Tendulkar bowled over by one-arm nets pacer
Harish Kotian was stumped by the grit of Gurudas Raut, a 25-year-old with one arm, who bowled medium pace at the Indian team's nets session in Nagpur.
He was born with a disability, but when it comes to playing cricket he can give any able-bodied player a run for his money.
Everything seemed routine-like as India's cricketers went through the practice session in Nagpur on Tuesday, ahead of the fourth Test against England. But the sight of a young boy, without a left-arm, bowling medium pace to the batsmen caught the attention of onlookers.
Gurudas Raut, who was born without a left arm, was the star performer among the net bowlers in the team's nets session.
Turing out medium pace, not only did he fulfill his dream of bowling to his childhood idol, Sachin Tendulkar, but also twice got the wicket of India opener Gautam Gambhir.
"Gambhir was caught and bowled by me and then he got an outside edge once," Raut told Rediff.com, after the session at the VCA stadium.
But he couldn't hide his delight at getting a chance to bowl to the batting legend.
"I bowled nearly two overs to him and I was so excited to have finally bowled against him. Ever since I started playing cricket as a young kid, I always dreamed about bowling to him, so today I am the happiest person in the world having achieved the dream," he declared.
Image: Gurudas Raut
'Tendulkar told me never lose confidence and keep working hard on my game'
Even Tendulkar was amazed by the determination that has taken Raut so far despite the handicap.
"Sachin Tendulkar praised me; he told me that I am a good bowler and I bowled well to him. He told me to never lose confidence and keep working hard on my game."
Raut also recalled having bowled Mahendra Singh Dhoni last year with an in-swinger during the practice sessions at the 2011 World Cup.

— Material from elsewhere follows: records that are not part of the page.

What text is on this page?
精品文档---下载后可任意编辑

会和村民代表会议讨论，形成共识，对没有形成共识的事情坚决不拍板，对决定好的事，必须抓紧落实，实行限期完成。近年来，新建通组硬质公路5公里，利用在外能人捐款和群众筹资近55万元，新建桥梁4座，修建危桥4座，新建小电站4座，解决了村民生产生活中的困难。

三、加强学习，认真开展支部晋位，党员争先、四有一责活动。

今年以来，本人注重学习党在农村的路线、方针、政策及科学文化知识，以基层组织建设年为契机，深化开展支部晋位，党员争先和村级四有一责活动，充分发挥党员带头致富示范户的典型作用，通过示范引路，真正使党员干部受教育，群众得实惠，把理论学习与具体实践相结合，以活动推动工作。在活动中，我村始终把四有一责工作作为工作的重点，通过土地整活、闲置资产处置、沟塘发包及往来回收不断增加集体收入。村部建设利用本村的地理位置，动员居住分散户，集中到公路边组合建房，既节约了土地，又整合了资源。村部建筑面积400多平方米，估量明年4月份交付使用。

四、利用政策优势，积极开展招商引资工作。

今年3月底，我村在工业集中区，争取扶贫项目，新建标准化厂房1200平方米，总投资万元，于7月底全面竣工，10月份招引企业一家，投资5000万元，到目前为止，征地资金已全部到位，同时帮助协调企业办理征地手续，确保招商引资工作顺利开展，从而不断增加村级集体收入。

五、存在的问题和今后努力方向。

"Dhoni tried to play across the line on the leg side, but missed and was bowled," he recalled, adding it is the highlight of his cricketing career so far.

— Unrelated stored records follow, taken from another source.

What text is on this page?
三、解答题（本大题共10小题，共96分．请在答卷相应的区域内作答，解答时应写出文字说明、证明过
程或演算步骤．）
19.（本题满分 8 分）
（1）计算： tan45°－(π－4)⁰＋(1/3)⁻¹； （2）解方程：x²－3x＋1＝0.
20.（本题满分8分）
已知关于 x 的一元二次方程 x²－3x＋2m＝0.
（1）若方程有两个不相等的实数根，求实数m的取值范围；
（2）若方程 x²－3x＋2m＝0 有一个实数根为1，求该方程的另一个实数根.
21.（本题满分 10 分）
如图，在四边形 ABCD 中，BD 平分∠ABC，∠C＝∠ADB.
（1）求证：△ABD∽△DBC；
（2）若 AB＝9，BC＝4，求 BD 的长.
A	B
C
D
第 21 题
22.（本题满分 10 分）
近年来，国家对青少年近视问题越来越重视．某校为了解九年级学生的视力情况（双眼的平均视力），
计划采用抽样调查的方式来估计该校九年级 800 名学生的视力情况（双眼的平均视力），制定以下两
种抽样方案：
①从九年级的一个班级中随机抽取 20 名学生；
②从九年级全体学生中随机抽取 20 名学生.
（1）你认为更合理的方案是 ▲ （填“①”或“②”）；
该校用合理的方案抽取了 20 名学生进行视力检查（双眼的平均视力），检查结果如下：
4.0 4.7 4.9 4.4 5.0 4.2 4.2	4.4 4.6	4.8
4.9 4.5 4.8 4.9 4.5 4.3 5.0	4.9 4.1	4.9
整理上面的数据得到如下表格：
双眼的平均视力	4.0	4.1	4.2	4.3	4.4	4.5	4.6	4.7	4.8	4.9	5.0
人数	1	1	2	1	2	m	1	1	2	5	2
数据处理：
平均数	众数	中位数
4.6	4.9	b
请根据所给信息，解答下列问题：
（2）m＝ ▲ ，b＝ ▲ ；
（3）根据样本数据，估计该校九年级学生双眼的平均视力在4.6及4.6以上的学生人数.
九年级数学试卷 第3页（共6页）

He even had a chat with India pacer Ishant Sharma, who gave him a few tips on gripping the ball and moving it.
Image: Gurudas Raut at the net session
'My love and passion for the sport kept me going'
Despite being born with a disability, Raut never lost hope. He said it was the dream of playing cricket for India that motivated him right from his childhood days.
"At the start, when I decided to take up the sport, everyone tried to stop me. They told me that I cannot make it big in cricket or any other sport because of my disability and I should concentrate on studies and look for another career.
"But my love and passion for the sport kept me going. I used to tell myself that no matter what happens I want to become a cricketer and play for my country," he added.
And one of the biggest moments of his life came when he wore the India cap for the first time in June this year, as he led the Indian physically challenged team to Pakistan for a limited-overs' series.
Now 25 years of age, Raut was captain of the team that toured Pakistan, where they thrashed their neighbours 3-0 in the ODIs and also won the one-off Twenty20 match.
"Playing for India was like a dream come true. And I remember when I wore the India cap for the first time it felt really special. I was delighted to have contributed in some way to make my country proud," he said.
He also recollected how India's young batsman Suresh Raina had given him a pep talk which motivated him to continue giving his best.
"I remember meeting Suresh Raina once and he told me then, 'playing for India is a big thing, whether you played in disabled cricket or in normal cricket. Not everyone gets a chance to play for the country, but only a few and I congratulate you on your achievement'."
Image: Gurudas Raut with M S Dhoni
'I hope to inspire the handicapped kids to follow their dreams and achieve them'
To those watching Raut at the VCA stadium, there was no doubting his talent.
"I started following cricket while growing up because everywhere people used to watch cricket and play cricket, so I also started enjoying watching the game. I used to get impatient as to when I would start playing cricket and play like all these top players.
"My first step in cricket was playing gully cricket in my village. I used to bat with one hand and stories of me playing with one hand spread around the village. A lot of people used to wonder how a guy with just one hand could bat and they used to come to the ground in large numbers to see how I could do it.
"The fact that I was doing well against normal boys at that time boosted my confidence that I could make a mark in the sport," he said.
Pursuing his dream was certainly not easy. He had to work hard on his fitness and strength to make up for the handicap.
"I work a lot of my fitness and building my body strength. I run everyday, like around 10 rounds of the cricket ground, and do the normal stretching exercises, and I swim 1500 metres daily to build my stamina," he informed, adding he hopes his success can spur other handicap children.
"My message to all handicap children is that they should try and stand on their own feet and never make someone feel pity on you.
"Everyone has some special talent in them and you should work hard to achieve your dreams. I hope to inspire the handicapped kids to follow their dreams and achieve them. I am sure we will see someone more successful than me."